The impact of ISIS’ mentoring of North Africa’s jihadist groups

Photo courtesy of www.thedailysheeple.com
Photo courtesy of www.thedailysheeple.com

By Alex Waterman

By supplanting al-Qaeda as a major influence on North African jihadists, ISIS poses a threat to volatile and fragile North African states. Recognising the reasons for ISIS’ influence with North Africa’s youthful population of would-be jihadists is essential to blocking its expanding influence.

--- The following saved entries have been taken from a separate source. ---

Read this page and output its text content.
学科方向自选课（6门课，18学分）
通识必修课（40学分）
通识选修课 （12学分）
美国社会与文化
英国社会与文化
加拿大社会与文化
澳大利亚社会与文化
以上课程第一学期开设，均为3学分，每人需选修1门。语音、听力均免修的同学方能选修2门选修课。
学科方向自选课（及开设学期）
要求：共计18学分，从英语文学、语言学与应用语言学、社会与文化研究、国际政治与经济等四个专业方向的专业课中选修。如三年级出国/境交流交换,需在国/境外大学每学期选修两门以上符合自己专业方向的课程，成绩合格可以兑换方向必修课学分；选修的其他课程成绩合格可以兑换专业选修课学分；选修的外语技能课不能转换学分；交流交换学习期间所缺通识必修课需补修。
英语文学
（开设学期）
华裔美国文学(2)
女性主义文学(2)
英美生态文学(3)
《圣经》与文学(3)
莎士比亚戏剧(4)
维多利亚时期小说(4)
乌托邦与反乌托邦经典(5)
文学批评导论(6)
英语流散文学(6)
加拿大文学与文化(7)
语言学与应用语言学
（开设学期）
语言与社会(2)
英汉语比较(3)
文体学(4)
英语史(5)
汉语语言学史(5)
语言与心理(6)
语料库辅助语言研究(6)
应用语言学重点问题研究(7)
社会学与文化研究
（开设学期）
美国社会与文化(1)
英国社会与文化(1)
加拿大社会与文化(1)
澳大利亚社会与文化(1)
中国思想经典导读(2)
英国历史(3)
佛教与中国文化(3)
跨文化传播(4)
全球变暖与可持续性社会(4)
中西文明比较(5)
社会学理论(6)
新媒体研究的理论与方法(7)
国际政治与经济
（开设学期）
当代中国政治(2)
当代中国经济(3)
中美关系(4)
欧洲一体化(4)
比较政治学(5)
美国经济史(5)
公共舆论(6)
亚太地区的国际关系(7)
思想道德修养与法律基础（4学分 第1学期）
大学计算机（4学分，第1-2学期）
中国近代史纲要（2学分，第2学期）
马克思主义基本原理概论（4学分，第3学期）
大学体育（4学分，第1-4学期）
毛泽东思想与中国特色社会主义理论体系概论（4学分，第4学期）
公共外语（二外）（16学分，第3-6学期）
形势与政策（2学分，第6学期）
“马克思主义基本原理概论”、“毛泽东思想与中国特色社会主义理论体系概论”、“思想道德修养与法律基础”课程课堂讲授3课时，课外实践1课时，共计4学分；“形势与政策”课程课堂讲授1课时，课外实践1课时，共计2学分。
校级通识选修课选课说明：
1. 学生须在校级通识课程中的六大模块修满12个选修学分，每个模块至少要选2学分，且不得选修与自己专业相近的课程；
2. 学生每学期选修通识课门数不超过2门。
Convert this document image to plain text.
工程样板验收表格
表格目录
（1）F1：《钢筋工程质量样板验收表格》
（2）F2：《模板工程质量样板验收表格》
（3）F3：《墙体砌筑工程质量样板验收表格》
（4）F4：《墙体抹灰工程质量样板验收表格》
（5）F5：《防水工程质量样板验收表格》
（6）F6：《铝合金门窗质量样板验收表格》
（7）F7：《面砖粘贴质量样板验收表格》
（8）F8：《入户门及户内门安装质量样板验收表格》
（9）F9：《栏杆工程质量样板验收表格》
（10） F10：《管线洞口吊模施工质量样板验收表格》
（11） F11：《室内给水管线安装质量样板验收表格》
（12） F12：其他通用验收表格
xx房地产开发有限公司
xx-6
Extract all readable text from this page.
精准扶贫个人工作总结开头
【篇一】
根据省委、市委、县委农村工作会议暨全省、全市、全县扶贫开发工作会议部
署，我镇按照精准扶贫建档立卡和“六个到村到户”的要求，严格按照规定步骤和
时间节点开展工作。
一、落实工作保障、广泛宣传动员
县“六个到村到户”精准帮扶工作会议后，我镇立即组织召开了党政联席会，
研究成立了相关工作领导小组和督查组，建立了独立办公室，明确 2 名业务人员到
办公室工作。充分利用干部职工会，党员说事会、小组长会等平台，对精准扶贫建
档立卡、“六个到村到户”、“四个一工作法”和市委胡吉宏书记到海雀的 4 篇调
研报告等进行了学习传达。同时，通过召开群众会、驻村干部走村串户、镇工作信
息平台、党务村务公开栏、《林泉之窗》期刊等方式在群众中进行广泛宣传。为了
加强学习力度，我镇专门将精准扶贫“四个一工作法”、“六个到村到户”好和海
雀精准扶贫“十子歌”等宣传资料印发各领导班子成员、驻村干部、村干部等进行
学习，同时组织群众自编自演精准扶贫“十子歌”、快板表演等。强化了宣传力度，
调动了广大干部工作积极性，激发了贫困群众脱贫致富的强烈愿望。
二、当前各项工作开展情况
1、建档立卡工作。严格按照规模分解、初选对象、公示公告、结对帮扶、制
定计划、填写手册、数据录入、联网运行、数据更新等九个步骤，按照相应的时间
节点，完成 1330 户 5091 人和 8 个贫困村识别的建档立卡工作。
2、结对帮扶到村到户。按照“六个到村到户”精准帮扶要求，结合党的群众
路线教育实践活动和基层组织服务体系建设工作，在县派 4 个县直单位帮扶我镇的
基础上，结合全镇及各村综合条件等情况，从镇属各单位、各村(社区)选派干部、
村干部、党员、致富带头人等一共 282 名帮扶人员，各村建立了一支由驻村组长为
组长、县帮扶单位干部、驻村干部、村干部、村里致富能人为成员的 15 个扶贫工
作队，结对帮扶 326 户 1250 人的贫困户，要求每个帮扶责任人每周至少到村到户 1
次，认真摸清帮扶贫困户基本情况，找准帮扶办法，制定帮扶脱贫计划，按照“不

The key jihadist insurgencies in North Africa are choosing to pledge allegiance to the Islamic State of Iraq and Syria (ISIS). The Islamic fundamentalist group that had declared an Islamic State, or caliphate, in territories its solders have captured in Iraq and Syria has inspired tactics and propaganda of the African insurgencies it is mentoring, and also provides practical support by training and giving experience to fighters who then carry out in Africa what they learned on the battlefields of the Middle East. ISIS’ goal in North Africa is to assist insurgency groups to establish Islamic states in their respective countries. These states would then become part of a larger Islamic caliphate that, as envisioned by ISIS, would dominate the globe in time. North African Islamic states would be strategic allies to ISIS as it controls its own state from the remnants of Iraq and Syria.